(SenePlus) - À la veille d'une audience controversée au Palais, le collectif des familles des martyres et des victimes des violences politiques de 2021-2024 a haussé le ton. Réunis ce jeudi à Dakar, ils dénoncent une « insulte » à la mémoire de leurs proches et exigent que la justice précède toute réconciliation.
Le collectif des victimes de Macky Sall et celui des familles des martyres ont tenu une conférence de presse ce jeudi 16 juillet 2026 à Dakar, à la veille de la réception annoncée de l'ancien président par Bassirou Diomaye Faye, dans le cadre de sa candidature au poste de secrétaire général de l'ONU.
Boubacar Sèye, président du collectif des victimes et lui-même arrêté le 14 janvier 2021 à son retour du Cap-Vert, a rappelé qu'Amnesty International avait recensé plus de 60 morts lors des manifestations politiques entre mars 2021 et février 2024. « La réconciliation ne peut exister sans vérité et la vérité ne peut pas être établie sans justice », a-t-il déclaré, cité lors de la conférence.
Un intervenant proche des familles a qualifié la venue de l'ancien chef de l'État de « troisième assassinat » et de « troisième torture » infligée aux victimes, rappelant les propos tenus par le président Faye lors de sa prestation de serment, où il promettait de ne « jamais décevoir » les martyrs de la démocratie sénégalaise.

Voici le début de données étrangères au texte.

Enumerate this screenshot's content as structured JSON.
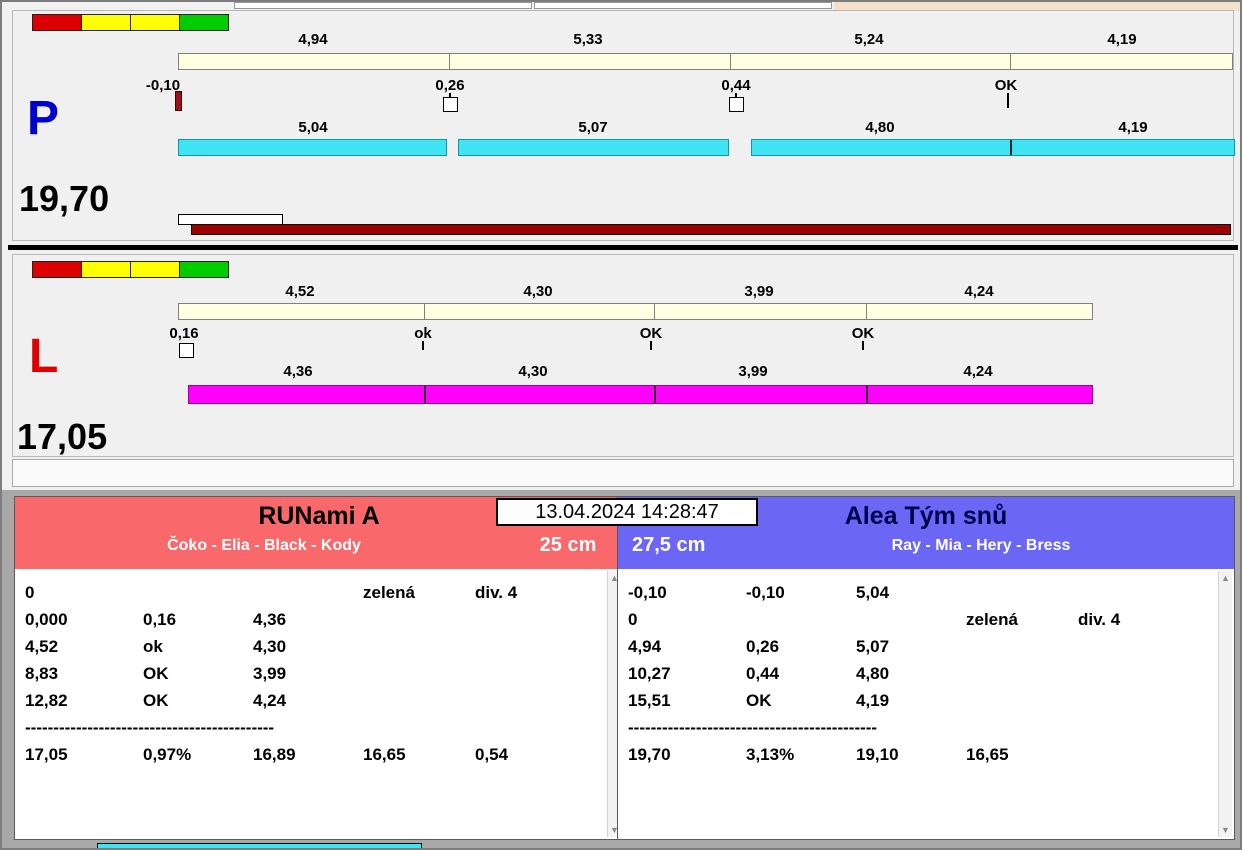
{
  "panel_p": {
    "letter": "P",
    "letter_color": "#0000cc",
    "total": "19,70",
    "status_segments": [
      "#dd0000",
      "#ffff00",
      "#ffff00",
      "#00cc00"
    ],
    "split_values": [
      "4,94",
      "5,33",
      "5,24",
      "4,19"
    ],
    "markers": [
      "-0,10",
      "0,26",
      "0,44",
      "OK"
    ],
    "leg_values": [
      "5,04",
      "5,07",
      "4,80",
      "4,19"
    ],
    "bar_color": "#3fe3f2",
    "progress_color": "#9c0000"
  },
  "panel_l": {
    "letter": "L",
    "letter_color": "#e00000",
    "total": "17,05",
    "status_segments": [
      "#dd0000",
      "#ffff00",
      "#ffff00",
      "#00cc00"
    ],
    "split_values": [
      "4,52",
      "4,30",
      "3,99",
      "4,24"
    ],
    "markers": [
      "0,16",
      "ok",
      "OK",
      "OK"
    ],
    "leg_values": [
      "4,36",
      "4,30",
      "3,99",
      "4,24"
    ],
    "bar_color": "#ff00ff"
  },
  "scoreboard": {
    "datetime": "13.04.2024 14:28:47",
    "left": {
      "team": "RUNami A",
      "members": "Čoko - Elia - Black - Kody",
      "height": "25 cm",
      "header_color": "#f9696b",
      "rows": [
        [
          "0",
          "",
          "",
          "zelená",
          "div. 4"
        ],
        [
          "0,000",
          "0,16",
          "4,36",
          "",
          ""
        ],
        [
          "4,52",
          "ok",
          "4,30",
          "",
          ""
        ],
        [
          "8,83",
          "OK",
          "3,99",
          "",
          ""
        ],
        [
          "12,82",
          "OK",
          "4,24",
          "",
          ""
        ]
      ],
      "separator": "--------------------------------------------",
      "summary": [
        "17,05",
        "0,97%",
        "16,89",
        "16,65",
        "0,54"
      ]
    },
    "right": {
      "team": "Alea Tým snů",
      "members": "Ray - Mia - Hery - Bress",
      "height": "27,5 cm",
      "header_color": "#6b66f3",
      "rows": [
        [
          "-0,10",
          "-0,10",
          "5,04",
          "",
          ""
        ],
        [
          "0",
          "",
          "",
          "zelená",
          "div. 4"
        ],
        [
          "4,94",
          "0,26",
          "5,07",
          "",
          ""
        ],
        [
          "10,27",
          "0,44",
          "4,80",
          "",
          ""
        ],
        [
          "15,51",
          "OK",
          "4,19",
          "",
          ""
        ]
      ],
      "separator": "--------------------------------------------",
      "summary": [
        "19,70",
        "3,13%",
        "19,10",
        "16,65",
        ""
      ]
    },
    "scroll_up_glyph": "▲",
    "scroll_down_glyph": "▼"
  }
}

Un bilan chiffré et des poursuites en souffrance
Dans un communiqué par le coordinateur des familles des martyres pour la région de Ziguinchor, le collectif a détaillé le bilan de la répression sous Macky Sall entre 2021 et 2024 : plus de 1 600 personnes détenues selon des organisations de défense des droits humains, plus de 3 000 blessés recensés par la Croix-Rouge sénégalaise, et des coupures d'internet jugées « disproportionnées » par la Cour de justice de la CEDEAO le 15 mai 2025.
Le texte évoque également des audits de la Cour des comptes révélant une dissimulation de plus de 400 milliards de francs CFA de dette extérieure, à l'origine de la suspension d'un programme du FMI de 1,8 milliard de dollars.

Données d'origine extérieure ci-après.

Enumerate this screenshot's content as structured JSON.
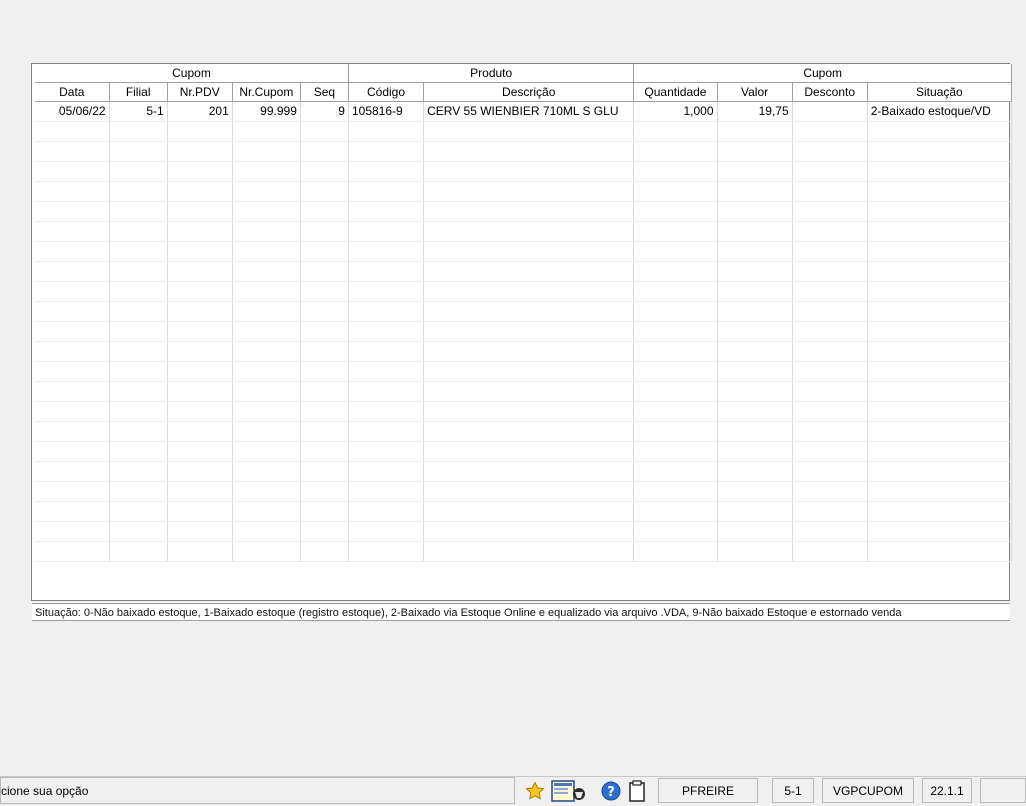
{
  "grid": {
    "group_headers": [
      {
        "label": "Cupom"
      },
      {
        "label": "Produto"
      },
      {
        "label": "Cupom"
      }
    ],
    "columns": [
      "Data",
      "Filial",
      "Nr.PDV",
      "Nr.Cupom",
      "Seq",
      "Código",
      "Descrição",
      "Quantidade",
      "Valor",
      "Desconto",
      "Situação"
    ],
    "rows": [
      {
        "data": "05/06/22",
        "filial": "5-1",
        "nr_pdv": "201",
        "nr_cupom": "99.999",
        "seq": "9",
        "codigo": "105816-9",
        "descricao": "CERV 55 WIENBIER 710ML S GLU",
        "quantidade": "1,000",
        "valor": "19,75",
        "desconto": "",
        "situacao": "2-Baixado estoque/VD"
      }
    ],
    "highlight_color": "#e02020"
  },
  "legend": "Situação: 0-Não baixado estoque, 1-Baixado estoque (registro estoque), 2-Baixado via Estoque Online e equalizado via arquivo .VDA, 9-Não baixado Estoque e estornado venda",
  "statusbar": {
    "message": "cione sua opção",
    "icons": [
      "star-icon",
      "report-icon",
      "help-icon",
      "clipboard-icon"
    ],
    "user": "PFREIRE",
    "filial": "5-1",
    "program": "VGPCUPOM",
    "version": "22.1.1"
  }
}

Seydi Gassama, directeur exécutif d'Amnesty International Sénégal, a pour sa part critiqué l'inaction judiciaire depuis l'alternance de 2024, citant les dossiers non résolus de François Mancabou, mort en détention en juin 2022, et de Cheikh Wade, tué en mars 2021 lors d'une manifestation. « Si aucune poursuite n'a été engagée contre Macky Sall, c'est parce que l'État du Sénégal a choisi de ne pas le poursuivre », a-t-il affirmé. Le collectif a annoncé son intention de porter le dossier devant la Commission africaine des droits de l'homme et des Nations Unies dans les prochains mois.